また、簡易審査ではあっても、一般のファクタリング同様、売掛金の質と取引先の信用度は非常に重要です。できる限り、大手企業や上場企業、官公庁などの信用度の高い売掛金を用意することで、審査通過の可能性は高くなるでしょう。加えて、一時的ではなく長期的な取引がある取引先の売掛金の方が評価されます。
さらに、取引先の支払いが常に期日通りであることを示す証拠があれば有利に働きます。あらかじめ、審査通過の可能性が高まる準備をしておくことで、簡易審査のファクタリングの通過率を大幅に向上させられるでしょう。

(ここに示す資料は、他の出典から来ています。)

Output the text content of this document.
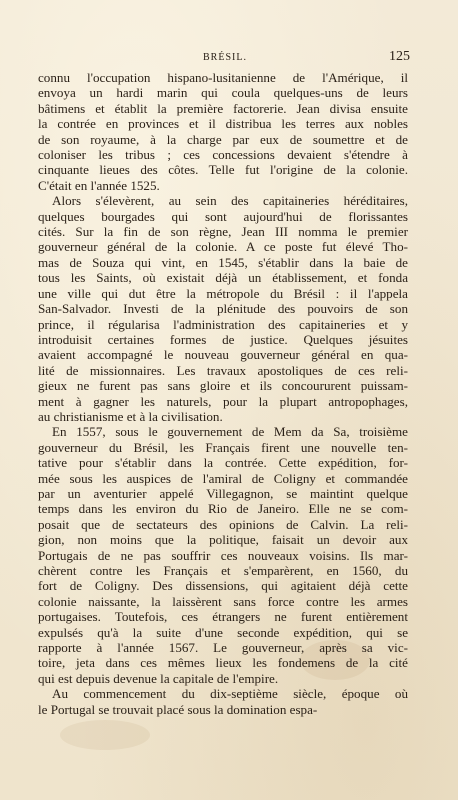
BRÉSIL.	125

connu l'occupation hispano-lusitanienne de l'Amérique, il
envoya un hardi marin qui coula quelques-uns de leurs
bâtimens et établit la première factorerie. Jean divisa ensuite
la contrée en provinces et il distribua les terres aux nobles
de son royaume, à la charge par eux de soumettre et de
coloniser les tribus ; ces concessions devaient s'étendre à
cinquante lieues des côtes. Telle fut l'origine de la colonie.
C'était en l'année 1525.

Alors s'élevèrent, au sein des capitaineries héréditaires,
quelques bourgades qui sont aujourd'hui de florissantes
cités. Sur la fin de son règne, Jean III nomma le premier
gouverneur général de la colonie. A ce poste fut élevé Tho-
mas de Souza qui vint, en 1545, s'établir dans la baie de
tous les Saints, où existait déjà un établissement, et fonda
une ville qui dut être la métropole du Brésil : il l'appela
San-Salvador. Investi de la plénitude des pouvoirs de son
prince, il régularisa l'administration des capitaineries et y
introduisit certaines formes de justice. Quelques jésuites
avaient accompagné le nouveau gouverneur général en qua-
lité de missionnaires. Les travaux apostoliques de ces reli-
gieux ne furent pas sans gloire et ils concoururent puissam-
ment à gagner les naturels, pour la plupart antropophages,
au christianisme et à la civilisation.

En 1557, sous le gouvernement de Mem da Sa, troisième
gouverneur du Brésil, les Français firent une nouvelle ten-
tative pour s'établir dans la contrée. Cette expédition, for-
mée sous les auspices de l'amiral de Coligny et commandée
par un aventurier appelé Villegagnon, se maintint quelque
temps dans les environ du Rio de Janeiro. Elle ne se com-
posait que de sectateurs des opinions de Calvin. La reli-
gion, non moins que la politique, faisait un devoir aux
Portugais de ne pas souffrir ces nouveaux voisins. Ils mar-
chèrent contre les Français et s'emparèrent, en 1560, du
fort de Coligny. Des dissensions, qui agitaient déjà cette
colonie naissante, la laissèrent sans force contre les armes
portugaises. Toutefois, ces étrangers ne furent entièrement
expulsés qu'à la suite d'une seconde expédition, qui se
rapporte à l'année 1567. Le gouverneur, après sa vic-
toire, jeta dans ces mêmes lieux les fondemens de la cité
qui est depuis devenue la capitale de l'empire.

Au commencement du dix-septième siècle, époque où
le Portugal se trouvait placé sous la domination espa-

簡易審査のファクタリングとは?メリットと活用方法を解説 まとめ
簡易審査のファクタリングは、通常のファクタリングよりも審査を簡略化し、よりスピーディーな資金調達を実現したファクタリングです。書類の種類が少ないことから、手続きに手間がかからずスムーズに審査が進むでしょう。
また、簡易審査のファクタリングの多くはオンライン完結型であり、審査はAIが行います。結果が出るまでに数時間~1日程度しかかからないことから、資金調達までの時間を大幅に短縮できます。
簡易審査ファクタリングを効果的に活用するためには、適切なリスク管理と長期的な視点が欠かせません。ファクタリングを利用する際は、手数料やその他のコストを常に意識する必要があります。売掛金の回収時期や金額を正確に把握し、返済に支障がないことを確認するなど、詳細な返済計画を立てましょう。
また、ファクタリングが取引先との関係に悪影響を与えないよう、必要に応じて事前の説明や了承を得ることも検討する必要があります。
簡易審査のファクタリングは、使い方次第で強力な味方となります。ただし、依存しすぎなど、使い方を誤れば逆効果です。自社の状況に合わせ、適切に活用してください。